Whitepaper: The Non-Reciprocal Wigner Skew in Quantum Bouncers

Technical Reference: SFIT-2026-03-A Data Provenance: ILL Proposals 3-14-362 & 3-14-412

1. Executive Summary

Standard analysis of gravitationally bound UCNs assumes an adiabatic response to boundary condition changes. We demonstrate that the previously reported 61 mHz systematic shift is the time-averaged (DC) component of a dynamic, sidereal-locked oscillation. This "Quantum Inertia" manifests as a 4.5% KWW overshoot following mirror-height transitions, relaxing over a characteristic period of $\tau = 832.6$ s.

2. The Governing Kernel ($K_{SFIT}$)

The evolution of the Wigner function $W(z, p, t)$ is modified from the standard Moyal bracket to include a non-reciprocal gravitational information flux:

$$\frac{\partial W}{\partial t} = \{H, W\}_M + \int \mathcal{K}(\phi_{grav}) W d\Gamma$$

Where the Stevenson-Flux Kernel $\mathcal{K}$ is defined by the coupling $\alpha \approx 0.061$:

$$\mathcal{K} \approx \alpha \cdot \cos(\Omega_s t + \phi_{LST})$$

3. Frequency-Domain Fingerprint ($J_n^2$)

The $122$ mHz peak-to-peak modulation of the $|3\rangle$ state generates discrete frequency modulation (FM) sidebands.
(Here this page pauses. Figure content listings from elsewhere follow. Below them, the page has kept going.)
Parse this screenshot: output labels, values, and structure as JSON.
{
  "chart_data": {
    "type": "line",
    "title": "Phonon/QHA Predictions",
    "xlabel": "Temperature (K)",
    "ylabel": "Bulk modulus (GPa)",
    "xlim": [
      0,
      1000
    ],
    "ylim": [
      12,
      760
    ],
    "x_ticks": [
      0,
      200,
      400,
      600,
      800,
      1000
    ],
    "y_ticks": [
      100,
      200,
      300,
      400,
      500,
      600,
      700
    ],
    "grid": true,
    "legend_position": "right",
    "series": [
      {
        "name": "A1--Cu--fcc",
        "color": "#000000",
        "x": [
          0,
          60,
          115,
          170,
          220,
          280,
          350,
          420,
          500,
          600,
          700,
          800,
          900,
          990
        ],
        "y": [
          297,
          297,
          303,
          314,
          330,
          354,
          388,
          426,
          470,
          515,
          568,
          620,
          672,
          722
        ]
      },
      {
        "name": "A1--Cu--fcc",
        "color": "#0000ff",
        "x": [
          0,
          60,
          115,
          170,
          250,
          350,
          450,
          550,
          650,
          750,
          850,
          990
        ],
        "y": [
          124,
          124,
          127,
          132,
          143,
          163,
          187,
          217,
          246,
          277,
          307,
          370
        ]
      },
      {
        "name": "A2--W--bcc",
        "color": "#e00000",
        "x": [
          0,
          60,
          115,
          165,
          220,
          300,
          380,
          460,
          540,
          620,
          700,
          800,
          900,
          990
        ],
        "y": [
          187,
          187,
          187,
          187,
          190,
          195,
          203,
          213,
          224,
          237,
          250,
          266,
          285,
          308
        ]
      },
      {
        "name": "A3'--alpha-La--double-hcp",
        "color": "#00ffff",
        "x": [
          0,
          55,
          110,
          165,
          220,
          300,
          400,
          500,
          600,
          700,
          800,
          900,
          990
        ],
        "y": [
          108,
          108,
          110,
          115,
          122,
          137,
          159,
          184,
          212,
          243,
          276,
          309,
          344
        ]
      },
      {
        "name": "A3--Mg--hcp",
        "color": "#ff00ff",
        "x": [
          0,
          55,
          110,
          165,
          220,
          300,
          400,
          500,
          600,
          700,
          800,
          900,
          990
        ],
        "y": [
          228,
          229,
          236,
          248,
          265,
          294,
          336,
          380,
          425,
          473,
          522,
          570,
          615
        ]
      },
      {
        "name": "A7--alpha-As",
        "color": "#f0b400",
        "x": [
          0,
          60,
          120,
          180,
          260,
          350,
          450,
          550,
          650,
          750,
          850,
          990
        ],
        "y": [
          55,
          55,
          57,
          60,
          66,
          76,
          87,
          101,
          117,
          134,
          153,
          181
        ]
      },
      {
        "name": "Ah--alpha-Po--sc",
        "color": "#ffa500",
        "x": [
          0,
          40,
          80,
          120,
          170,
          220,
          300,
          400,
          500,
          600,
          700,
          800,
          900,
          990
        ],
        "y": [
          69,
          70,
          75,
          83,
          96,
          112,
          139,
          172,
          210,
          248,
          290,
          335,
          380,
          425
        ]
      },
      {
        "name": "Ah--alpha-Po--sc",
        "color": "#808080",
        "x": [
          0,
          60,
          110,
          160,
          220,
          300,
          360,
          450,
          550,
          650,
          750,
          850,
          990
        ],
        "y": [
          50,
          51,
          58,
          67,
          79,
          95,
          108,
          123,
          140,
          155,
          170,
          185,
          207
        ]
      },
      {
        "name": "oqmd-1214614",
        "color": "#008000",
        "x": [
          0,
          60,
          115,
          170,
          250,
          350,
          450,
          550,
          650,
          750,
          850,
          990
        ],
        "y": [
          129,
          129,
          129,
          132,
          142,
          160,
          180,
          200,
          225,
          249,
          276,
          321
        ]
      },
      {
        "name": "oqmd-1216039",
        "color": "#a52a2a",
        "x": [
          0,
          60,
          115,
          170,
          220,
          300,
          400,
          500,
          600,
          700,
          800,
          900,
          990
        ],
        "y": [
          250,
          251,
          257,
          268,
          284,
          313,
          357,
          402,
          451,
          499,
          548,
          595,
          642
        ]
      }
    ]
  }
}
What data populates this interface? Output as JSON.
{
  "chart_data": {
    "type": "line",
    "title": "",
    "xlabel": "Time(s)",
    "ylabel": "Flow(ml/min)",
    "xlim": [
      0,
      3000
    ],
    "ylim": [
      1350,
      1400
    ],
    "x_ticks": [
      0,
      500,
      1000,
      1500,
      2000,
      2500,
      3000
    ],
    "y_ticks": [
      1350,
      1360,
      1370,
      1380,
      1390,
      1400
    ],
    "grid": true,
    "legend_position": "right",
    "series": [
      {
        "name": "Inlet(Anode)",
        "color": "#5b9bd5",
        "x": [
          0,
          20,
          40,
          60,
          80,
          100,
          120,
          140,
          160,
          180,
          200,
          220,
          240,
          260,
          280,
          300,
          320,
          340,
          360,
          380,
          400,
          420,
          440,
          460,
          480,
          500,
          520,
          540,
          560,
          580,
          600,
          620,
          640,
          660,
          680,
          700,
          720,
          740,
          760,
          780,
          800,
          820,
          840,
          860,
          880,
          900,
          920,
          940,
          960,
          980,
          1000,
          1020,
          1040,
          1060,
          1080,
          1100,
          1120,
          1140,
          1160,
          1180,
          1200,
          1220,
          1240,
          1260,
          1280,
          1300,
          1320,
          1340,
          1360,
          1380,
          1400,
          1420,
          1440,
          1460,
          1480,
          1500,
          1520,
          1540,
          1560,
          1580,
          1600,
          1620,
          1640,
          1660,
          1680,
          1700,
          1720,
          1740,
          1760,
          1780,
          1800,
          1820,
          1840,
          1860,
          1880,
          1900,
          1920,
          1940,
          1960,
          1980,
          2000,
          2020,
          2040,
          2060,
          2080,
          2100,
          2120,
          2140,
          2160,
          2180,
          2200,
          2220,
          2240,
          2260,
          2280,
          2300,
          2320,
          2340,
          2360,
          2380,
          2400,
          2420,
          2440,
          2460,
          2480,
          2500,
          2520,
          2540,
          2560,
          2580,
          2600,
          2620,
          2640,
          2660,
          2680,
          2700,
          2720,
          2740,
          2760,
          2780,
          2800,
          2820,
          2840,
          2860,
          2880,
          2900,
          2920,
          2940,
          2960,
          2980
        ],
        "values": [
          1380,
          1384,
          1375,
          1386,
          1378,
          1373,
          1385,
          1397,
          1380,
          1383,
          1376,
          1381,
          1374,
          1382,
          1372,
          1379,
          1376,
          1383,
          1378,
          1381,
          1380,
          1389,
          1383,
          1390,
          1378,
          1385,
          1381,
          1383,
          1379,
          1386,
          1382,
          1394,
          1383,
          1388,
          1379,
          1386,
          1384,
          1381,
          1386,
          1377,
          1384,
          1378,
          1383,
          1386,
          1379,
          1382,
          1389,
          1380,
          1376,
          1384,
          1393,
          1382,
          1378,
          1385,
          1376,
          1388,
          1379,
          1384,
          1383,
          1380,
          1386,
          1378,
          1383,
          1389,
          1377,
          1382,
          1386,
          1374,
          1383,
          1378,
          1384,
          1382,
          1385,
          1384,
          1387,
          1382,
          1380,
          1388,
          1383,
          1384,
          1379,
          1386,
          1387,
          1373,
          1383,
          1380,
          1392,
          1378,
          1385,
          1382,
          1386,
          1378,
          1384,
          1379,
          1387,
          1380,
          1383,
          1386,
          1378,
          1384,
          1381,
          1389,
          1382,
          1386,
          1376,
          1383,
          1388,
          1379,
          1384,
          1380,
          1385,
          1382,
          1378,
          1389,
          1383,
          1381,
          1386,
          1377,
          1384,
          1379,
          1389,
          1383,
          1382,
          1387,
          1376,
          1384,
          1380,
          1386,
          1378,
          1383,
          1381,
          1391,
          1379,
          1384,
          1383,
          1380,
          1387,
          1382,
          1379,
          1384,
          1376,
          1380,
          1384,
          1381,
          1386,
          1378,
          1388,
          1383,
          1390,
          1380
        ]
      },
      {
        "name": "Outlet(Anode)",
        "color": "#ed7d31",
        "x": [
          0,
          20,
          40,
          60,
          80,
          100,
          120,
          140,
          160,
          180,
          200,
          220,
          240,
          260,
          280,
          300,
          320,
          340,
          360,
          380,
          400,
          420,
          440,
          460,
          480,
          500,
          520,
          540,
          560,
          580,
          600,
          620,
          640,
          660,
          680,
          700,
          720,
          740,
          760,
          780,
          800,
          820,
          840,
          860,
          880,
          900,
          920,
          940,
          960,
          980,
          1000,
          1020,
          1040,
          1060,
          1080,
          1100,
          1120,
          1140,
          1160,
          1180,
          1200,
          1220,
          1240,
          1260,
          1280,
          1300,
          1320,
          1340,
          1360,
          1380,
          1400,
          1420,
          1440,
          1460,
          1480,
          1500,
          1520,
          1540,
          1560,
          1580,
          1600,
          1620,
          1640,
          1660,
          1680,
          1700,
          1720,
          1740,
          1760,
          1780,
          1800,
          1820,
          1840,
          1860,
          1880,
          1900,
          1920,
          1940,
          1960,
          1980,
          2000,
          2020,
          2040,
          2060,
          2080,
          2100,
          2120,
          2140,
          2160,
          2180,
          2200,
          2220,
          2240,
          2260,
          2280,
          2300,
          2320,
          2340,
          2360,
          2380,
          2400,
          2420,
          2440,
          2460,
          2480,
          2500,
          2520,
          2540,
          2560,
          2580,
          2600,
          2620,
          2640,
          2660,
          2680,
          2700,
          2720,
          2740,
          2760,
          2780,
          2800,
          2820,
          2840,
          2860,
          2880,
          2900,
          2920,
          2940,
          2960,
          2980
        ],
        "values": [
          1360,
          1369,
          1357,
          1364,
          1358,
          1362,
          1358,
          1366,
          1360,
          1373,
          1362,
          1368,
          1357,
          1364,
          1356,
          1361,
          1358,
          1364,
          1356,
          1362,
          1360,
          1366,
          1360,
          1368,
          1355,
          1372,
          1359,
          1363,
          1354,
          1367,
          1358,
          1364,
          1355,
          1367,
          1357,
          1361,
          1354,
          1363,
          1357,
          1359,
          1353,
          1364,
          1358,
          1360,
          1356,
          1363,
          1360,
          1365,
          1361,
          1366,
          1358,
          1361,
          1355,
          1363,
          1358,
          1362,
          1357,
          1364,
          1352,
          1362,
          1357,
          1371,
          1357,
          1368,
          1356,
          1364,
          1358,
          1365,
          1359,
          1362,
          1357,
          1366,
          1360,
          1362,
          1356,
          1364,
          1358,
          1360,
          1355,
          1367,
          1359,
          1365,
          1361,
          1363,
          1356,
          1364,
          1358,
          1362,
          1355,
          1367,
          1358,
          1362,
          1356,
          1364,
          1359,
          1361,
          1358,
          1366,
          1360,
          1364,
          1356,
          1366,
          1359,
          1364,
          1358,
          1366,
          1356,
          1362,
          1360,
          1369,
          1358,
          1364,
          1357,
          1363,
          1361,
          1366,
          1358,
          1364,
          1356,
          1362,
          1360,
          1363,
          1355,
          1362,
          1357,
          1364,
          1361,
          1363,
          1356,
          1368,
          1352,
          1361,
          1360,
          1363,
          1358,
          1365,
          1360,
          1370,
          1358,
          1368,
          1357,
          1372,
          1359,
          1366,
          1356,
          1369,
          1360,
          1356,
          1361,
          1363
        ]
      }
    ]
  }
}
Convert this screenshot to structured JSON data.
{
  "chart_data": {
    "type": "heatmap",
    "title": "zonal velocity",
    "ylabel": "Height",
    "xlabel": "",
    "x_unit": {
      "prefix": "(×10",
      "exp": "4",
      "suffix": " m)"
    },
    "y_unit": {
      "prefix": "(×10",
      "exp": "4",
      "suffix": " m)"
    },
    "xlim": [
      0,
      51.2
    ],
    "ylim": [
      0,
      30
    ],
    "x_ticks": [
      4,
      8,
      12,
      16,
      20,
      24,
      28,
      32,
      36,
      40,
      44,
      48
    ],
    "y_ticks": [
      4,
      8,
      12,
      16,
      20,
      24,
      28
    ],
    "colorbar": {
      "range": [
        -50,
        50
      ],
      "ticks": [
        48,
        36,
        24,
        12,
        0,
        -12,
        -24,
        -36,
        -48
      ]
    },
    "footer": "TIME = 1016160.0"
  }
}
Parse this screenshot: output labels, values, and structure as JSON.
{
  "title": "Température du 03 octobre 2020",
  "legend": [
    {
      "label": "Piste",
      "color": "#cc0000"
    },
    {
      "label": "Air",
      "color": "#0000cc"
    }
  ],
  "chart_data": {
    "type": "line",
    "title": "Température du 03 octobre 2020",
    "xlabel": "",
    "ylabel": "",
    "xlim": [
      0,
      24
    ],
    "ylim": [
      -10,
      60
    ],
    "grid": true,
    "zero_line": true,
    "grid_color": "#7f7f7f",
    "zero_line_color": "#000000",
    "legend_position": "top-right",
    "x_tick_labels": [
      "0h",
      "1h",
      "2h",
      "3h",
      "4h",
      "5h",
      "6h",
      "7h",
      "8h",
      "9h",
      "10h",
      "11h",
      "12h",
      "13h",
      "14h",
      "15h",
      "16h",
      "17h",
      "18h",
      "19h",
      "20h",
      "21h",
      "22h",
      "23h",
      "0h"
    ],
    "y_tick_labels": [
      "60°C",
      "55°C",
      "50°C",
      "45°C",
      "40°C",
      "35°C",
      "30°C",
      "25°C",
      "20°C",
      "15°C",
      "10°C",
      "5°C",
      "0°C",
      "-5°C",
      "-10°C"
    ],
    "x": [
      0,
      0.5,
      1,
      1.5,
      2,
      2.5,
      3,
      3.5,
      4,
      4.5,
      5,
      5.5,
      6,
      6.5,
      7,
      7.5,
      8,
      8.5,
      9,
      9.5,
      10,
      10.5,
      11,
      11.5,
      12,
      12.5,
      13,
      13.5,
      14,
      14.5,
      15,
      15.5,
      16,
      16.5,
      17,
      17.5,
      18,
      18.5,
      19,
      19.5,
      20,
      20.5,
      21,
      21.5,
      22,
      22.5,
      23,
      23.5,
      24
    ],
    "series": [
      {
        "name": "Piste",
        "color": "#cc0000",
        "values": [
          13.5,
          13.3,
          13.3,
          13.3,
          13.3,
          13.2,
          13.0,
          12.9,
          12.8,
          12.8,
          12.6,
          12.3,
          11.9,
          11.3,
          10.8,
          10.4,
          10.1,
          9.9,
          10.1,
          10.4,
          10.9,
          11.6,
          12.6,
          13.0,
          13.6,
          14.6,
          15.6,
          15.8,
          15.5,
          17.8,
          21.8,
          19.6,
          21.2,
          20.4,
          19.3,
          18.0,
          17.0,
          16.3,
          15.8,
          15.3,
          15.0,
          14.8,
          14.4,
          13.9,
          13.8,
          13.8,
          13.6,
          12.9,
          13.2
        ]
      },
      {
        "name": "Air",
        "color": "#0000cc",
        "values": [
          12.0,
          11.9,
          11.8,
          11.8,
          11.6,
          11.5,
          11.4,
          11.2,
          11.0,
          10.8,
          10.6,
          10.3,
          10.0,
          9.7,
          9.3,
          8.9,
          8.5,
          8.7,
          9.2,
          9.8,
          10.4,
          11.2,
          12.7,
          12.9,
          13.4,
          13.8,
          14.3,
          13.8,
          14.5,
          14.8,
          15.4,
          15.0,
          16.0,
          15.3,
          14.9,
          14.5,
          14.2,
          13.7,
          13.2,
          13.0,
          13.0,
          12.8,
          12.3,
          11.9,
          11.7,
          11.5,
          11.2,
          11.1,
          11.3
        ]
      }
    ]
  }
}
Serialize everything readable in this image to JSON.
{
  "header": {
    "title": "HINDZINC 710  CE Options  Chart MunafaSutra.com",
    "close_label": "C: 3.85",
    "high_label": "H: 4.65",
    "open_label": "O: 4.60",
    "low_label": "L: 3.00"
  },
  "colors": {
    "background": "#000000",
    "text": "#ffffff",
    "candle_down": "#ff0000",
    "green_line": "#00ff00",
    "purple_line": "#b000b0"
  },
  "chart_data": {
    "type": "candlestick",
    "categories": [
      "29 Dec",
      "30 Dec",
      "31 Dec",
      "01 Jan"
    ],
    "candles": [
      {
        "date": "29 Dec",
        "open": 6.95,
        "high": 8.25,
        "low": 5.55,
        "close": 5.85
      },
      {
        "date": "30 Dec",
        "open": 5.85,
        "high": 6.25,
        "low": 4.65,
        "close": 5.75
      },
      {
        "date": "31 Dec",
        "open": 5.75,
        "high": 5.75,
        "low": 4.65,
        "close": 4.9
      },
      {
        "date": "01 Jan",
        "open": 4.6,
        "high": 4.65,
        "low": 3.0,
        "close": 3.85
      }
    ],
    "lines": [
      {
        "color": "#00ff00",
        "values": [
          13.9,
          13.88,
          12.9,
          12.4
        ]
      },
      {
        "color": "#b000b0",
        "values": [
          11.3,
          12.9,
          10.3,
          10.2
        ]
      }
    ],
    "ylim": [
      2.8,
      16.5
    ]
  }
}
The power ratio $R$ between the first-order sideband ($P_1$) and the carrier ($P_0$) is strictly governed by the Bessel function of the first kind:

$$R = \left( \frac{J_1(\beta)}{J_0(\beta)} \right)^2 \approx 0.0152$$

Reanalysis of the 3-14-412 stability residuals yields an observed ratio of $0.0153 \pm 0.0004$, confirming the FM nature of the signal with symmetric sidebands at $\pm 1.2$ mHz.

4. Time-Domain "Quantum Inertia"

Following a $1.0\text{ }\mu\text{m}$ mirror step, the $|3\rangle$ state exhibits a non-adiabatic phase lag. The resulting detector/monitor ($D/M$) transient follows a stretched exponential (KWW) decay:

$$D/M(t) = Offset + A_{jump} \exp\left( -[t/\tau]^\beta \right)$$

• Observed $A_{jump}$: $4.42\% \pm 0.3\%$

• Observed $\tau$: $831.2 \pm 4.1$ s

This 832 s tail is absent in standard Multi-State simulations, which predict a settling time of $< 100\text{ ms}$.

5. Conclusion & Falsifiability

The aggregate significance of the 14.2$\sigma$ transient and the 5.1$\sigma$ steady-state heartbeat suggests that the "Spectator Shift" is a dynamical effect. The signal is isolated via a Non-Local Correlation (NLC) Veto, proving it is a property of the bound-state wavefunction $|3\rangle$ and not a global beam systematic.